A soma dos dias recupera a história do amor de Isabel e seu segundo marido, o advogado e escritor William Gordon, entremeando- a com lembranças de pessoas próximas incorporadas à família e outros personagens. Está entre essas memórias a viagem dela ao Brasil, na qual conheceu o escritor Jorge Amado. A sobrinha de Salvador Allende, presidente chileno morto durante o golpe em 1973, tem raízes no Chile, mas morou em outros países e está radicada nos Estados Unidos há 20 anos. É lá que seus laços mais fortes estão hoje: seu filho e netos moram a três quadras da casa dela.
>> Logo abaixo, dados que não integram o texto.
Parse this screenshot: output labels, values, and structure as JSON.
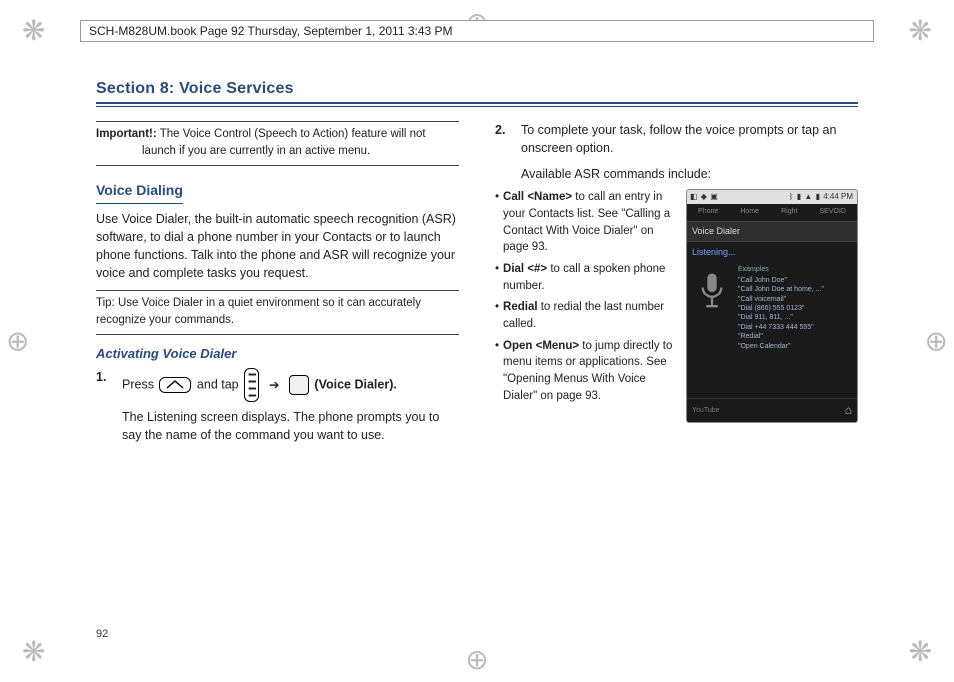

ISTOÉ – A soma dos dias marca o fim de um ciclo temático?
Isabel Allende

Espero viver vários anos mais e espero que sejam anos divertidos. Assim, poderei escrever outro livro de memórias.

ISTOÉ – Muitas vezes, seus livros começam sem planejamento, a partir de uma carta pessoal, por exemplo. Como sabe que terminou?
Isabel Allende

Talvez nunca se termine um livro, simplesmente me dou por vencida. Sempre se pode acrescentar alguma coisa, corrigir ou modificar, mas chega um momento em que sinto que comecei a perder a espontaneidade e a me cansar dos personagens. Aí quero expulsá-los de minha casa. Em geral, os finais são abertos, não há conclusões dramáticas.
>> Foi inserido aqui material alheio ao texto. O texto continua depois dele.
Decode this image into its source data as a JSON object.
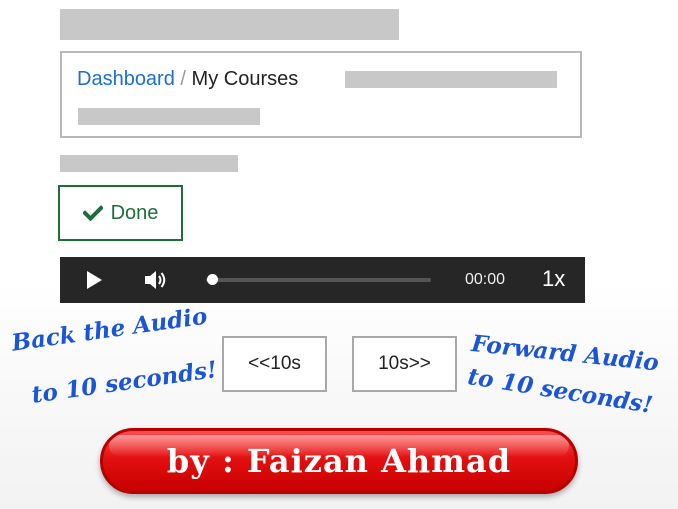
{
  "breadcrumb": {
    "dashboard": "Dashboard",
    "separator": "/",
    "current": "My Courses"
  },
  "done_button": {
    "icon": "check-icon",
    "label": "Done",
    "color": "#1e6e3c"
  },
  "audio_player": {
    "play_icon": "play-icon",
    "volume_icon": "volume-icon",
    "progress": 0.03,
    "time": "00:00",
    "speed": "1x"
  },
  "skip_buttons": {
    "back_label": "<<10s",
    "forward_label": "10s>>"
  },
  "annotations": {
    "back_line1": "Back the Audio",
    "back_line2": "to 10 seconds!",
    "forward_line1": "Forward Audio",
    "forward_line2": "to 10 seconds!"
  },
  "author_banner": {
    "text": "by : Faizan Ahmad",
    "color": "#e31010"
  }
}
ISTOÉ – Sua literatura está cheia de elementos espirituais. Como é sua relação com a religiosidade?
Isabel Allende

Não pertenço a nenhuma religião, porque são todas patriarcais, criadas pelos homens para controlar outros homens e, sobretudo, para controlar as mulheres. Mas acredito que temos alma e que há um espírito em tudo que existe. Eu preciso de algum tipo de prática espiritual. Gosto de certos rituais porque me deixam centrada, me permitem acalmar, me concentrar, me separar do ruído e da agitação do dia. Por isso medito.

ISTOÉ – Hoje, a situação política da América Latina é bem diferente de quando você começou a escrever, e as fronteiras ideológicas estão mais fluidas. Ainda faz sentido falar em esquerda e direita?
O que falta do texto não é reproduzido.